Kürzlich hat die Basler SP die Stimmfreigabe beschlossen und damit auf eine Parole verzichtet. Die bürgerlichen Parteien LDP, FDP und Mitte beurteilten dieses Verhalten in einer gemeinsamen Mitteilung als «skandalös», weil die grösste Partei des Kantons damit gegen die hiesigen Interessen stimmen würde.
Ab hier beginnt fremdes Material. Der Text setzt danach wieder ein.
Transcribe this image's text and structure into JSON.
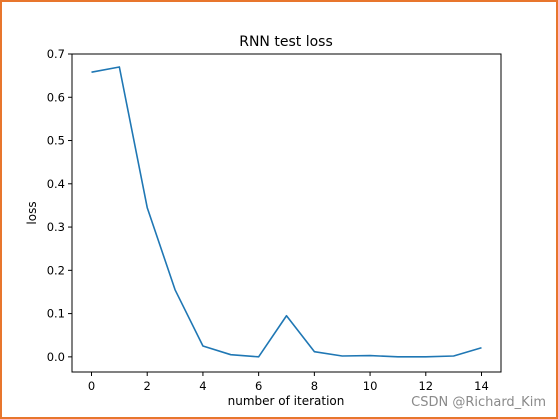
{
  "watermark": "CSDN @Richard_Kim",
  "colors": {
    "line": "#1f77b4",
    "border": "#e8762d",
    "watermark": "#8a8a8a"
  },
  "chart_data": {
    "type": "line",
    "title": "RNN test loss",
    "xlabel": "number of iteration",
    "ylabel": "loss",
    "xlim": [
      -0.7,
      14.7
    ],
    "ylim": [
      -0.035,
      0.7
    ],
    "xticks": [
      0,
      2,
      4,
      6,
      8,
      10,
      12,
      14
    ],
    "xtick_labels": [
      "0",
      "2",
      "4",
      "6",
      "8",
      "10",
      "12",
      "14"
    ],
    "yticks": [
      0.0,
      0.1,
      0.2,
      0.3,
      0.4,
      0.5,
      0.6,
      0.7
    ],
    "ytick_labels": [
      "0.0",
      "0.1",
      "0.2",
      "0.3",
      "0.4",
      "0.5",
      "0.6",
      "0.7"
    ],
    "grid": false,
    "series": [
      {
        "x": [
          0,
          1,
          2,
          3,
          4,
          5,
          6,
          7,
          8,
          9,
          10,
          11,
          12,
          13,
          14
        ],
        "values": [
          0.658,
          0.67,
          0.345,
          0.155,
          0.025,
          0.005,
          0.0,
          0.095,
          0.012,
          0.002,
          0.003,
          0.0,
          0.0,
          0.002,
          0.021
        ]
      }
    ]
  }
}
Bei einem Nein, sagt nun Schneider-Schneiter, würde eine national einheitliche Lösung gefährdet. Wegen des Zeitdrucks würden die Kantone dann selber eine Mindeststeuer einführen, was den Harmonisierungsbestrebungen zuwiderlaufe und den Steuerwettbewerb letztlich anheize. Ausserdem sei sie sich nicht sicher, ob eine Fifty-fifty-Lösung, wie Kritiker sie fordern, in den eidgenössischen Räten und bei einer nationalen Volksabstimmung so schlank durchkommen würde.
Beispiel Solothurn
Die Erklärung dazu liefert Luca Urgese, Leiter Finanzen und Steuern der HKBB. Er sagt, dass auch finanzschwache Kantone vom aktuellen Verteilschlüssel profitierten. Und zwar, weil die Geberkantone dadurch mehr in den nationalen Finanzausgleich einzahlen müssten. Gemäss einer Berechnung würde der Nehmerkanton Solothurn mit der aktuellen Vorlage 105 Franken pro Kopf aus dem Finanzausgleichstopf erhalten. Würden die Mehreinnahmen aus der Ergänzungssteuer aber nur zu 50 Prozent zu den Kantonen fliessen, würde dieser Betrag auf 70 Franken schrumpfen.
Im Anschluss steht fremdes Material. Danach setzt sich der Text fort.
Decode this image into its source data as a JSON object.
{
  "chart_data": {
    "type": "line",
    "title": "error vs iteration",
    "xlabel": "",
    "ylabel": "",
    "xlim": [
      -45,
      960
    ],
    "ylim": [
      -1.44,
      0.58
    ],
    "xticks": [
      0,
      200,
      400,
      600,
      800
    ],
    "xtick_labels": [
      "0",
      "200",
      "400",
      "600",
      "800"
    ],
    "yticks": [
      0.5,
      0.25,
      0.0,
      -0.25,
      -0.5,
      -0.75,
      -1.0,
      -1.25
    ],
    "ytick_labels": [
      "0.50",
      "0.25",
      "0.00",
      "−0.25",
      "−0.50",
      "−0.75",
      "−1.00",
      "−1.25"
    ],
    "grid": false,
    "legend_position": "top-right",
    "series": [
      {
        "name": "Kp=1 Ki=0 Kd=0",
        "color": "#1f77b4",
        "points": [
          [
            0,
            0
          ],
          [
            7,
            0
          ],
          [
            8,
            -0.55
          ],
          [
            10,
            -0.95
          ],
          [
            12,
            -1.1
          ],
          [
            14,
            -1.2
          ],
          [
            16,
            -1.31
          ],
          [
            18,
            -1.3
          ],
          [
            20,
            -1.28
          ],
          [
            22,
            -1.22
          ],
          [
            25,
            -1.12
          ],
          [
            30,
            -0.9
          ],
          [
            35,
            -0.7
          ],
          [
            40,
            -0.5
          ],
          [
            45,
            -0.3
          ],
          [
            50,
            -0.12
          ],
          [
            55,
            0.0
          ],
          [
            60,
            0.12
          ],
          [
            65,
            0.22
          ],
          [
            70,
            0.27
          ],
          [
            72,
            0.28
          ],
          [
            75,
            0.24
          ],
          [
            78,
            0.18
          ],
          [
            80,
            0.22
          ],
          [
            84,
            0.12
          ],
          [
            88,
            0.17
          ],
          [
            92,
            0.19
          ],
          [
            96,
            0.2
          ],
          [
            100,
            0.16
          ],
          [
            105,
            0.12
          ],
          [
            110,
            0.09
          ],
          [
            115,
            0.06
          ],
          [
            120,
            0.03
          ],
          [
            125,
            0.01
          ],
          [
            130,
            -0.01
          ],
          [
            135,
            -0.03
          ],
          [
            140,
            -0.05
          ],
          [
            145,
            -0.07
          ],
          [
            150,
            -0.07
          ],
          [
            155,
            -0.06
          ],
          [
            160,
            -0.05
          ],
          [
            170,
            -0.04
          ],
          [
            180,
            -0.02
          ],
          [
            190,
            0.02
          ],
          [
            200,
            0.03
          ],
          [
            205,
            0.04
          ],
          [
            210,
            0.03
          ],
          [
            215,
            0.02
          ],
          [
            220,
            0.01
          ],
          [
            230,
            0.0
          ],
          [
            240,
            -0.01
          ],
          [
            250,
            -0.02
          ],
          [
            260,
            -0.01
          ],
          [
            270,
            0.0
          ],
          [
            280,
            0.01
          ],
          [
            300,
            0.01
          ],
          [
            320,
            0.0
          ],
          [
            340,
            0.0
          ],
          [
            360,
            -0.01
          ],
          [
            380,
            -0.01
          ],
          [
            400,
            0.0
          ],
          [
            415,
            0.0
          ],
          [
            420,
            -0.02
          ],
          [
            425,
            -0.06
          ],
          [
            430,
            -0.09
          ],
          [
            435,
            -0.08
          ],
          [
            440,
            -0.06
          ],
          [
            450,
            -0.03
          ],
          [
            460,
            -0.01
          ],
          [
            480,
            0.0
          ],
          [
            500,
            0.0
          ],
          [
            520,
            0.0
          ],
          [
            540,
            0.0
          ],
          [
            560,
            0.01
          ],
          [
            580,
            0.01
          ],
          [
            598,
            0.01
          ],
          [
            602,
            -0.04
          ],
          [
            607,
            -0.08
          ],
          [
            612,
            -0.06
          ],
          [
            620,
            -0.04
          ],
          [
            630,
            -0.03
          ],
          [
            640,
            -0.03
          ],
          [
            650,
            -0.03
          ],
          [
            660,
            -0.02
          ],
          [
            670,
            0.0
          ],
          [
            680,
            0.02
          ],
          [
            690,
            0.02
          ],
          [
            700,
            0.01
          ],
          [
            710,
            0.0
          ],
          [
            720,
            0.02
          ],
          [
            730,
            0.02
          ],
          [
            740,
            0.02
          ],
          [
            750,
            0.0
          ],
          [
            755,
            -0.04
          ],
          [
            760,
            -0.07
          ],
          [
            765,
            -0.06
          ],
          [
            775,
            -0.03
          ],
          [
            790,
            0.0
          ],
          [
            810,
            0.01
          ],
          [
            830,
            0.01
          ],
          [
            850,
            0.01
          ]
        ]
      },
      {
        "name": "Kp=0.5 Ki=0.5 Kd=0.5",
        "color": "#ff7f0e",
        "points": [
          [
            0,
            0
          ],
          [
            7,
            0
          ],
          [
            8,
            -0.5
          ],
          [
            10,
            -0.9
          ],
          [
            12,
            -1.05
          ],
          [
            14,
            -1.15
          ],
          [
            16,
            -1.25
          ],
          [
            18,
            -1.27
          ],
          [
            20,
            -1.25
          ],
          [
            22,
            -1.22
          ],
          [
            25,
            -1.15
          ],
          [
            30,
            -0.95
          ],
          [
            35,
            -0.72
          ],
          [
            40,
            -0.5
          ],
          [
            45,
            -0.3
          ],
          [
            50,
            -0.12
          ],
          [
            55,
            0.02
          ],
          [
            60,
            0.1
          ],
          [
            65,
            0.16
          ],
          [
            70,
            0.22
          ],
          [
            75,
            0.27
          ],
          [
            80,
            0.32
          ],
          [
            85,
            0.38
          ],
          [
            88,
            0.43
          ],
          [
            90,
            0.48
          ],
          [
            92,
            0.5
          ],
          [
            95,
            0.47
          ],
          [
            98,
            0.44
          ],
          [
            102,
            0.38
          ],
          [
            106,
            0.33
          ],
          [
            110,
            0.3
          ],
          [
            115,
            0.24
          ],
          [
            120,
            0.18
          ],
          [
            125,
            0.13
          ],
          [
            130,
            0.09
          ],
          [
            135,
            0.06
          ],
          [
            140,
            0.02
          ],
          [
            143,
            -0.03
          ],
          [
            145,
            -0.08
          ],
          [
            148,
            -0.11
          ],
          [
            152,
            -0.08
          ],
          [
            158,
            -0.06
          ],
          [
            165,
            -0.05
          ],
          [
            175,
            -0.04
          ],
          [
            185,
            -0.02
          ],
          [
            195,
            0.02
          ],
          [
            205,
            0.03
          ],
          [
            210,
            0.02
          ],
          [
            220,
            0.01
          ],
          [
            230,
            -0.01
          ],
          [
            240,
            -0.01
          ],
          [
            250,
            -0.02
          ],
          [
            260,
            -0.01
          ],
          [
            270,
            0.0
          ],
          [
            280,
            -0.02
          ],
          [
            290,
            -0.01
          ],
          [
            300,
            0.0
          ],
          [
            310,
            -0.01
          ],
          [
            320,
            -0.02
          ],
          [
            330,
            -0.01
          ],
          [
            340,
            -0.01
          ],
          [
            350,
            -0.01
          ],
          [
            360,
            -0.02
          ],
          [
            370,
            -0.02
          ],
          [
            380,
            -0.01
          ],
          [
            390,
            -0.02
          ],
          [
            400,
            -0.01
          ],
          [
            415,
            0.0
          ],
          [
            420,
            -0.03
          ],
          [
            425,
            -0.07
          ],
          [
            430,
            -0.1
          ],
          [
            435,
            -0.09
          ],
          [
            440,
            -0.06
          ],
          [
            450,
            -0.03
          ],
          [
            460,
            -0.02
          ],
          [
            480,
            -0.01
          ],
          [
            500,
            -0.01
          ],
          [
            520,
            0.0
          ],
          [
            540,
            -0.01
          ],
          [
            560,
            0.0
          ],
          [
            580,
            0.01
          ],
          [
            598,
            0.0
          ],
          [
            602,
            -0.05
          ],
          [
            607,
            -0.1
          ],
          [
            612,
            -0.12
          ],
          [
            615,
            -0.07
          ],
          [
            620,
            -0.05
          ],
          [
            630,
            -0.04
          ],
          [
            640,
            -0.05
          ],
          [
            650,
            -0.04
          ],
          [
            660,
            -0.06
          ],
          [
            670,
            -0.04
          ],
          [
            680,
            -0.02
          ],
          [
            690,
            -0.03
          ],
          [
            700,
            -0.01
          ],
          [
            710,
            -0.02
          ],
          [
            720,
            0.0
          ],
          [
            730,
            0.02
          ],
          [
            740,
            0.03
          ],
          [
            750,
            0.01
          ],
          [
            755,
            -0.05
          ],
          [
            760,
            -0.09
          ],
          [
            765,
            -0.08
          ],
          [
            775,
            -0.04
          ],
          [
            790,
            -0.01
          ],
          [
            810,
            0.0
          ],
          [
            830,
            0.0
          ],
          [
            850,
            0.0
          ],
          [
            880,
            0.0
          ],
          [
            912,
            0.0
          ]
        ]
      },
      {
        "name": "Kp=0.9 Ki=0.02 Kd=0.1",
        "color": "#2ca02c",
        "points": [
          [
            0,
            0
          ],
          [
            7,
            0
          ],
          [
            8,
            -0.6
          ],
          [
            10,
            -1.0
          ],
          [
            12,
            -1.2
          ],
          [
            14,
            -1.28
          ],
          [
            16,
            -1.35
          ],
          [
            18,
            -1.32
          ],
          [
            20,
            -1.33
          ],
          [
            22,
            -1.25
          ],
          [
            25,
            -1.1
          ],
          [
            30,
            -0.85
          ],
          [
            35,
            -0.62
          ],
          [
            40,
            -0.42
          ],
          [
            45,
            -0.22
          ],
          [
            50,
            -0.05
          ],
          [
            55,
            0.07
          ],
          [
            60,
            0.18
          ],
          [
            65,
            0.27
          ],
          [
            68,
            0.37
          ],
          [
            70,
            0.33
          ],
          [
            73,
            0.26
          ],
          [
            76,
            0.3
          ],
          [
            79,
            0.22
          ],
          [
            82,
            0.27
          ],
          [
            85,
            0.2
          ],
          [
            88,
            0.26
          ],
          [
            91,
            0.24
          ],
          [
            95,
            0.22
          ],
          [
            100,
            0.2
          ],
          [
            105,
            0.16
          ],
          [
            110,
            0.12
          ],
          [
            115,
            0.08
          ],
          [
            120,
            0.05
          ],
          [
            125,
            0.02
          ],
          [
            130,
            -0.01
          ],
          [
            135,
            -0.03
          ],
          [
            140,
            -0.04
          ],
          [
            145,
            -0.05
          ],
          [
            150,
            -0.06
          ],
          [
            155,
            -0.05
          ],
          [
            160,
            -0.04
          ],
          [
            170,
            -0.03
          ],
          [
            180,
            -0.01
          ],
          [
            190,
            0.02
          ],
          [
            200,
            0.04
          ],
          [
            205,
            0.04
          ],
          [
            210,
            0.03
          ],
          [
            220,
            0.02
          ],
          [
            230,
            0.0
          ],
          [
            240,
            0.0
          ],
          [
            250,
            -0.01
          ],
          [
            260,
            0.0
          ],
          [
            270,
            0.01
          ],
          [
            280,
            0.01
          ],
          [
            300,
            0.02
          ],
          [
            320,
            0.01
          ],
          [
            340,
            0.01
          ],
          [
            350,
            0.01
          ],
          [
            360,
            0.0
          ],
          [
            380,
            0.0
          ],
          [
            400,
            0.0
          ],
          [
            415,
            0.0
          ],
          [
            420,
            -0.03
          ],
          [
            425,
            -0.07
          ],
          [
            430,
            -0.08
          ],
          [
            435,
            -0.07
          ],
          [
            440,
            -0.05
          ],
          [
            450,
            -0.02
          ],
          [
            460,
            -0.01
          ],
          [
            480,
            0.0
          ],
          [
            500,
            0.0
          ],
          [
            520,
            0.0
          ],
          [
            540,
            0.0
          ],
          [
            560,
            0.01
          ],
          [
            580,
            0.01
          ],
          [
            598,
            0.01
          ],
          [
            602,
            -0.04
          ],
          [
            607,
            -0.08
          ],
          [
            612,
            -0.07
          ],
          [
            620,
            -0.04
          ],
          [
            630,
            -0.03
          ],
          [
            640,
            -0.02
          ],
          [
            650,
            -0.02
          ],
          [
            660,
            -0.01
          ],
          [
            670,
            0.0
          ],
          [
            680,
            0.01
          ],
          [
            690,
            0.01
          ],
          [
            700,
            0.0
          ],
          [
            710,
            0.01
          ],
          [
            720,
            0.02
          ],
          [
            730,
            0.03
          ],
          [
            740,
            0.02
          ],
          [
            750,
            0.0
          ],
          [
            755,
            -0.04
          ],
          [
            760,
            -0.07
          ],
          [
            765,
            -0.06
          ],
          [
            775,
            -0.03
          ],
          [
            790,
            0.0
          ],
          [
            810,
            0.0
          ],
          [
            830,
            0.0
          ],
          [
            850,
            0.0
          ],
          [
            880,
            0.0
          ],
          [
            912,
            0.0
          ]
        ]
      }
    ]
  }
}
Die HKBB engagiert sich in einem regionalen Abstimmungskomitee, dem Vertretungen aus allen Parteien, von Grünen bis SVP, angehören. Das Motto: Damit das Geld in der Schweiz bleibt.
Beide Basel unterschiedlich betroffen
In beiden Basel sind jeweils 50 Unternehmen direkt von der Mindeststeuer betroffen, die sich teils in mehrere Gesellschaften aufsplitten. Deshalb spricht der Basler Regierungsrat von insgesamt 250 Gesellschaften, die der neuen Steuer unterliegen. Zusammen stellen diese Unternehmen Zehntausende Arbeitsplätze und zahlen Hunderte Millionen Franken Unternehmenssteuern an Bund und Kantone.
Unklar ist, wie gross die Mehreinnahmen tatsächlich ausfallen werden. Grobe Schätzungen gehen landesweit von 1 bis 2,5 Milliarden aus, in Basel-Stadt soll es um 200 bis 300 Millionen gehen, in Baselland um 5 Millionen.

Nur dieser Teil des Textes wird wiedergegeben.